Résumé : Fayçal était tombé amoureux de moi lors des premières vacances qu’il passa au pays. Quelques années plus tard, il revient demander ma main. Déçu par mon refus, il repartit en Europe, et je ne le revis qu’au décès de ma grand-mère.

 

1993 – LE DÉCÈS DE YASMINA
Elle est partie un jour d’hiver, alors que le ciel menaçait d’éclater. Une courte maladie l’emporta alors que je ne m’y attendais pas. J’avais fait quelques jours auparavant un rêve prémonitoire où j’avais vu mon arrière-grand-mère Razika venir la chercher.
Je crus que je n’allais jamais me relever de ce chagrin. J’ai vécu des jours, voire des mois durant, comme un ermite sur une île perdue, alors que j’étais entourée par tous les miens.
J’étais la plus proche d’elle. Bien que mon père et mon oncle Mohamed fussent affligés par son départ vers l’éternité, j’étais la plus ébranlée.
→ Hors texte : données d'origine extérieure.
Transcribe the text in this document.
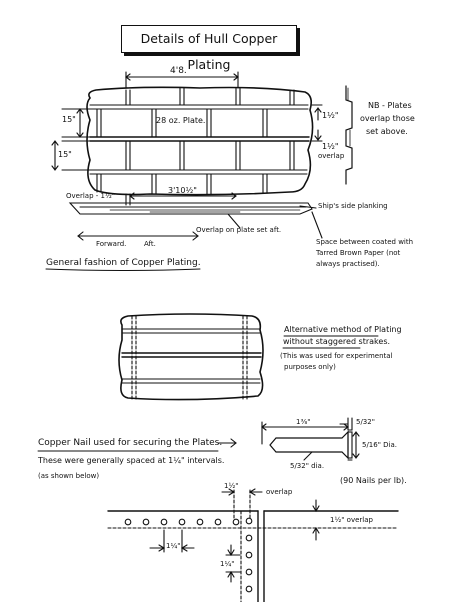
Details of Hull Copper Plating
4'8.
28 oz. Plate.
15"
15"
1½"
1½"
overlap
NB - Plates
overlap those
set above.
Overlap - 1½"
3'10½"
Ship's side planking
Overlap on plate set aft.
Forward.	Aft.	Space between coated with
Tarred Brown Paper (not
always practised).
General fashion of Copper Plating.
Alternative method of Plating
without staggered strakes.
(This was used for experimental
purposes only)
Copper Nail used for securing the Plates.
These were generally spaced at 1¼" intervals.
(as shown below)
1⅜"	5/32"
5/16" Dia.
5/32" dia.
(90 Nails per lb).
1½"
overlap
1½" overlap
1¼"
1¼"
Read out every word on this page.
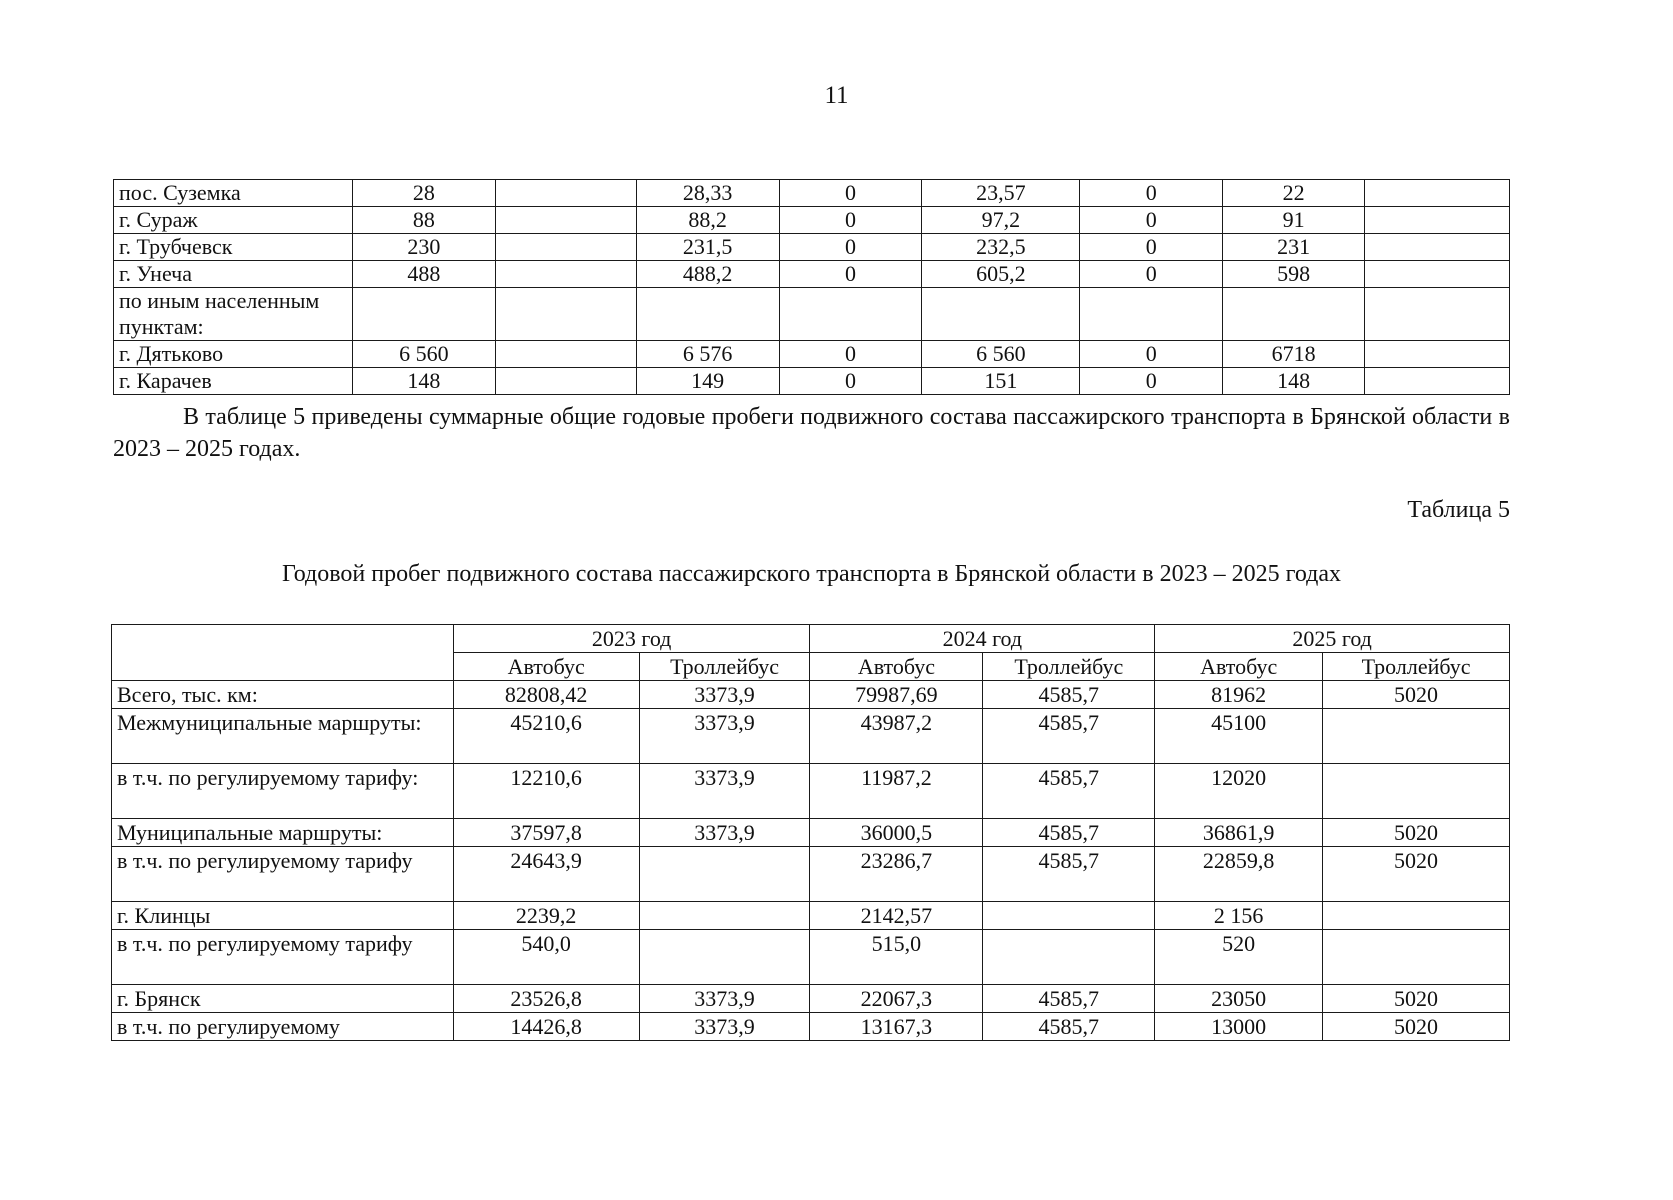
11
пос. Суземка	28		28,33	0	23,57	0	22	
г. Сураж	88		88,2	0	97,2	0	91	
г. Трубчевск	230		231,5	0	232,5	0	231	
г. Унеча	488		488,2	0	605,2	0	598	
по иным населенным пунктам:								
г. Дятьково	6 560		6 576	0	6 560	0	6718	
г. Карачев	148		149	0	151	0	148	
В таблице 5 приведены суммарные общие годовые пробеги подвижного состава пассажирского транспорта в Брянской области в 2023 – 2025 годах.
Таблица 5
Годовой пробег подвижного состава пассажирского транспорта в Брянской области в 2023 – 2025 годах
	2023 год		2024 год		2025 год	
	Автобус	Троллейбус	Автобус	Троллейбус	Автобус	Троллейбус
Всего, тыс. км:	82808,42	3373,9	79987,69	4585,7	81962	5020
Межмуниципальные маршруты:	45210,6	3373,9	43987,2	4585,7	45100	
в т.ч. по регулируемому тарифу:	12210,6	3373,9	11987,2	4585,7	12020	
Муниципальные маршруты:	37597,8	3373,9	36000,5	4585,7	36861,9	5020
в т.ч. по регулируемому тарифу	24643,9		23286,7	4585,7	22859,8	5020
г. Клинцы	2239,2		2142,57		2 156	
в т.ч. по регулируемому тарифу	540,0		515,0		520	
г. Брянск	23526,8	3373,9	22067,3	4585,7	23050	5020
в т.ч. по регулируемому	14426,8	3373,9	13167,3	4585,7	13000	5020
Mes larmes s’étaient taries mais j’étais anéantie. Je ne voulais pas accepter la fatalité. Ma grand-mère frôlait les 89 ans. Elle était âgée certes, mais encore solide sur ses pieds, et avait gardé toute sa mémoire et sa lucidité. La veille encore, nous faisions ensemble des projets. J’espérais la garder auprès de moi le plus longtemps possible.  Hélas !
Je compris qu’il me fallait du courage. Beaucoup de courage pour affronter ce coup du destin. Ma foi en Dieu s’avéra plus que nécessaire en ces moments de chagrin. Je le priais matin et soir afin qu’il me vienne en aide pour surmonter ma peine.
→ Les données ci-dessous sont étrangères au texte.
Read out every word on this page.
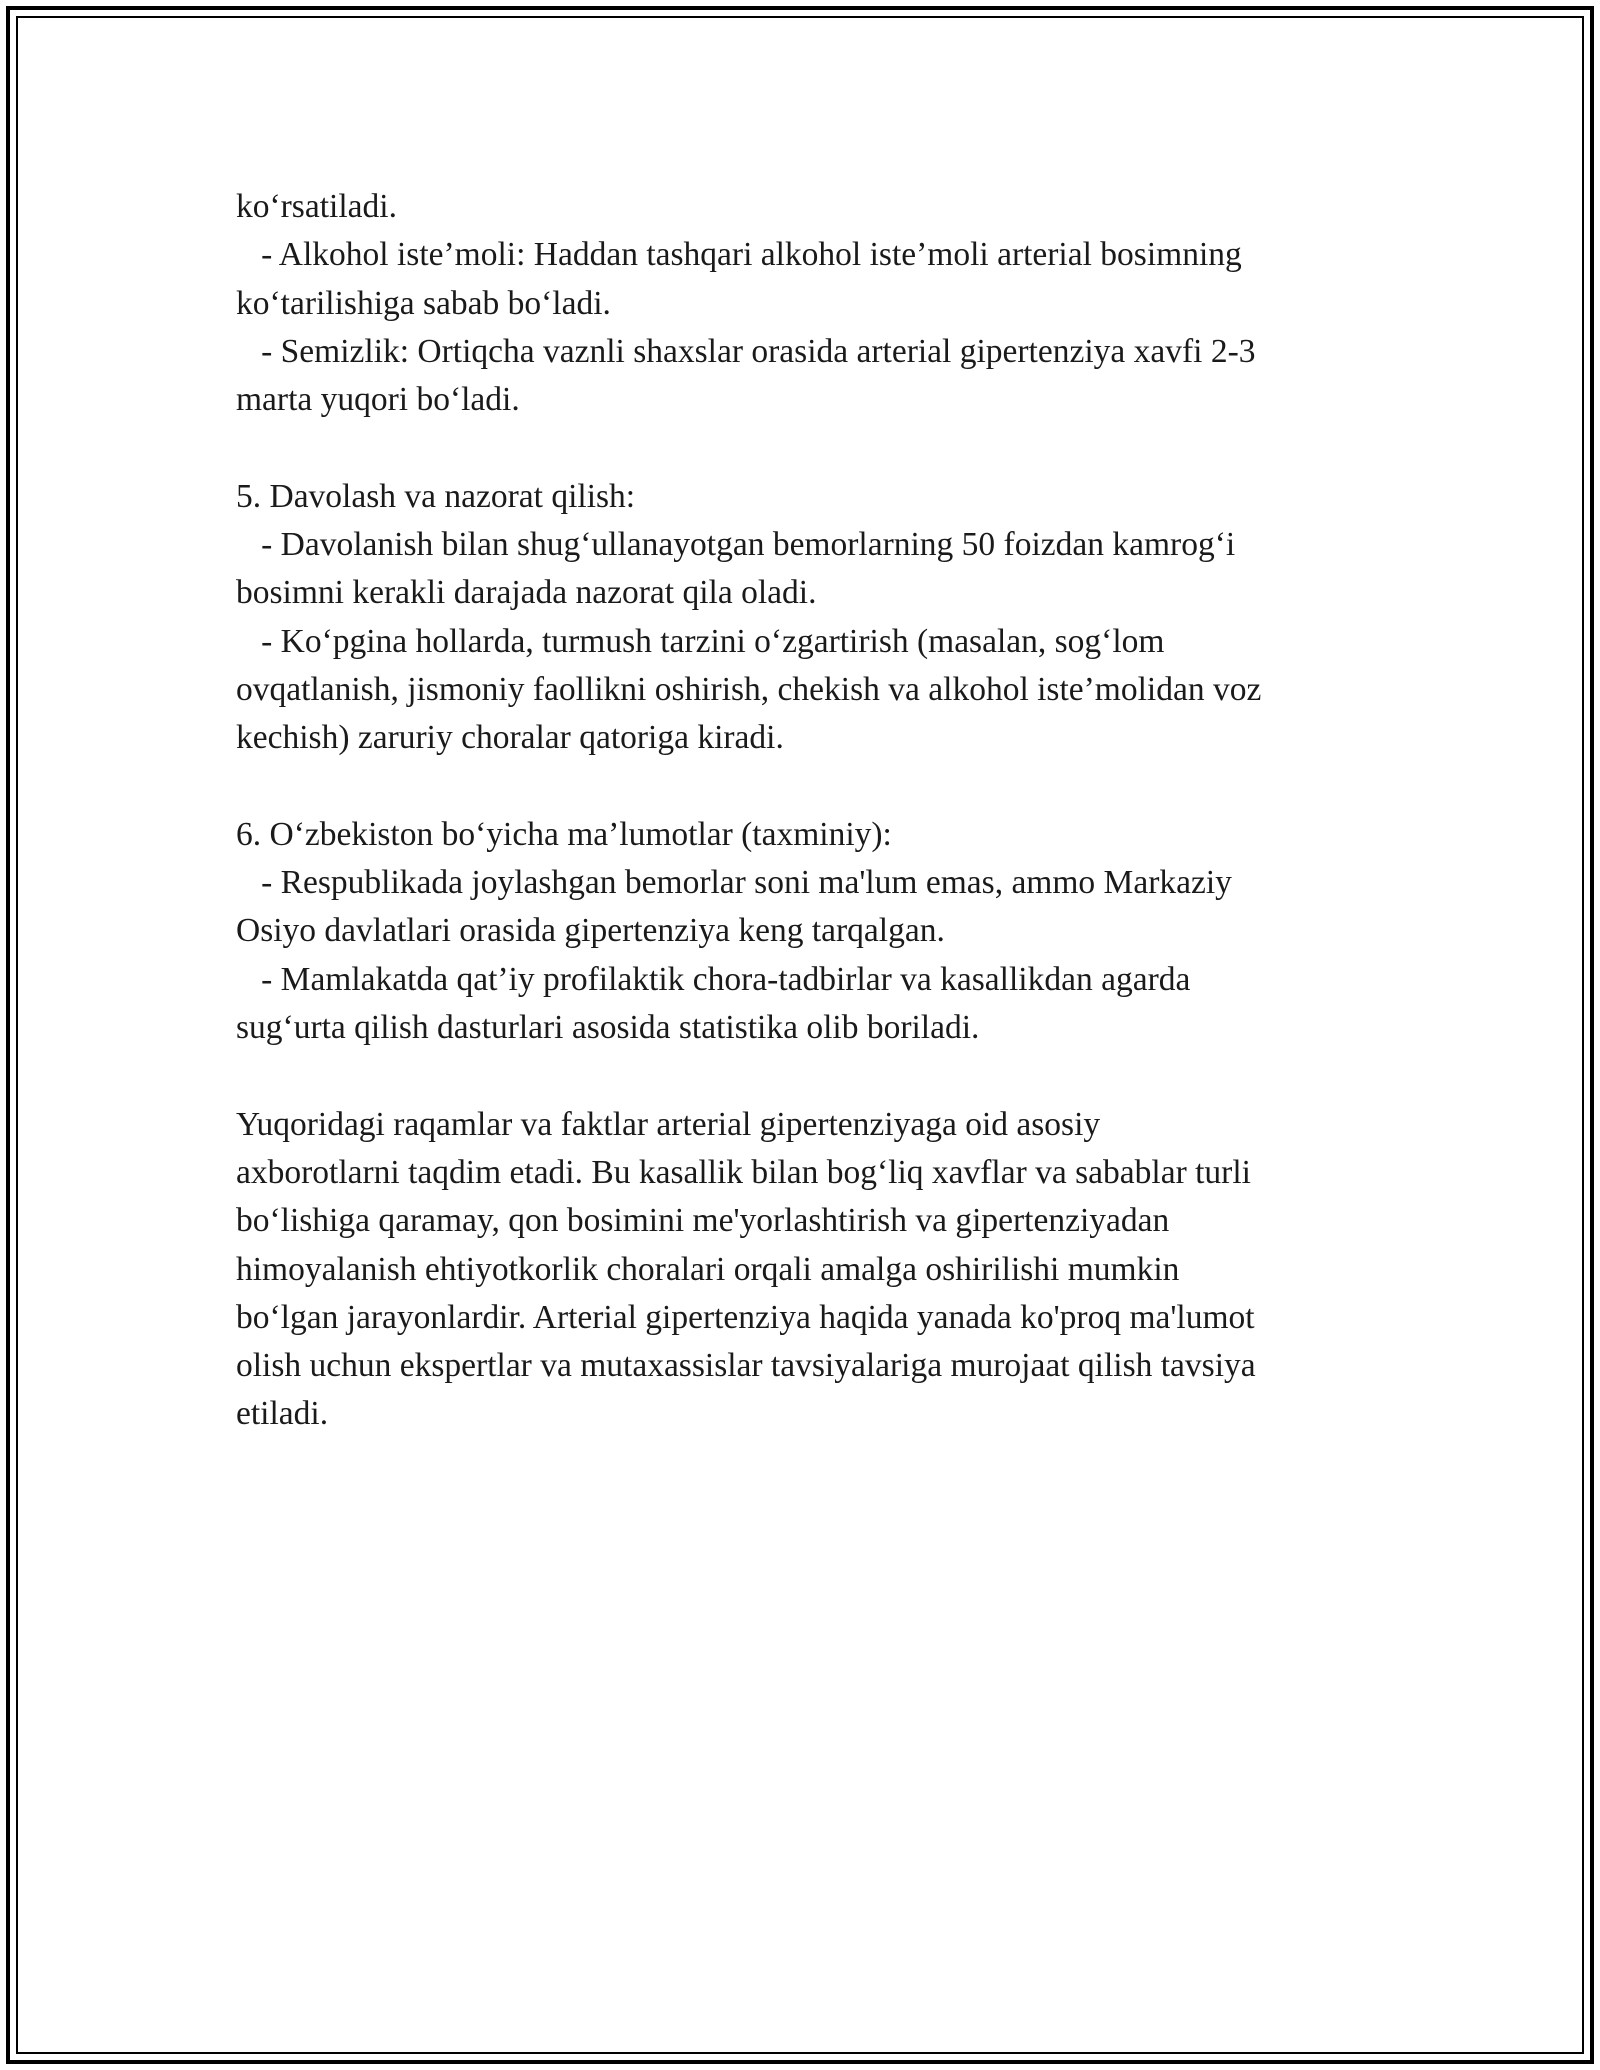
ko‘rsatiladi.
- Alkohol iste’moli: Haddan tashqari alkohol iste’moli arterial bosimning
ko‘tarilishiga sabab bo‘ladi.
- Semizlik: Ortiqcha vaznli shaxslar orasida arterial gipertenziya xavfi 2-3
marta yuqori bo‘ladi.
5. Davolash va nazorat qilish:
- Davolanish bilan shug‘ullanayotgan bemorlarning 50 foizdan kamrog‘i
bosimni kerakli darajada nazorat qila oladi.
- Ko‘pgina hollarda, turmush tarzini o‘zgartirish (masalan, sog‘lom
ovqatlanish, jismoniy faollikni oshirish, chekish va alkohol iste’molidan voz
kechish) zaruriy choralar qatoriga kiradi.
6. O‘zbekiston bo‘yicha ma’lumotlar (taxminiy):
- Respublikada joylashgan bemorlar soni ma'lum emas, ammo Markaziy
Osiyo davlatlari orasida gipertenziya keng tarqalgan.
- Mamlakatda qat’iy profilaktik chora-tadbirlar va kasallikdan agarda
sug‘urta qilish dasturlari asosida statistika olib boriladi.
Yuqoridagi raqamlar va faktlar arterial gipertenziyaga oid asosiy
axborotlarni taqdim etadi. Bu kasallik bilan bog‘liq xavflar va sabablar turli
bo‘lishiga qaramay, qon bosimini me'yorlashtirish va gipertenziyadan
himoyalanish ehtiyotkorlik choralari orqali amalga oshirilishi mumkin
bo‘lgan jarayonlardir. Arterial gipertenziya haqida yanada ko'proq ma'lumot
olish uchun ekspertlar va mutaxassislar tavsiyalariga murojaat qilish tavsiya
etiladi.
Petit à petit, et grâce au soutien indéfectible de mon entourage et de mes amis, je pus reprendre pied. Quelques mois plus tard, je lançais mon propre journal. C’était pour moi un réel exploit ! Ma petite expérience de quelques années dans la presse m’aida énormément dans ce projet qui a somnolé longtemps au fond d’un tiroir.    
Si j’en tirais une grande fierté, elle ne sera jamais totale sans la présence de mon aïeule. Je lui avais tellement parlé de ce projet qu’elle en était toute imprégnée. Nous avions même décortiqué ensemble certains aspects pour la conception et la réalisation de la maquette et des différentes rubriques.
 Quand j’eus le premier numéro entre les mains, mes larmes coulèrent sans discontinuer. J’avais tant rêvé de ce jour. Mais il arrivait un peu tard. Ma grand-mère en aurait été si fière !    
Je continuais mon petit bonhomme de chemin sans trop d’illusions. Pour occuper mon esprit, je lisais énormément et rédigeais sans arrêt des articles, des nouvelles, des poèmes quand ce n’étaient pas les grands reportages qui m’occupaient.
Je voyageais aussi souvent que je le pouvais. Assoiffée de savoir, je m’intéressais à tout, et tentais par tous les moyens d’enrichir mes piètres connaissances.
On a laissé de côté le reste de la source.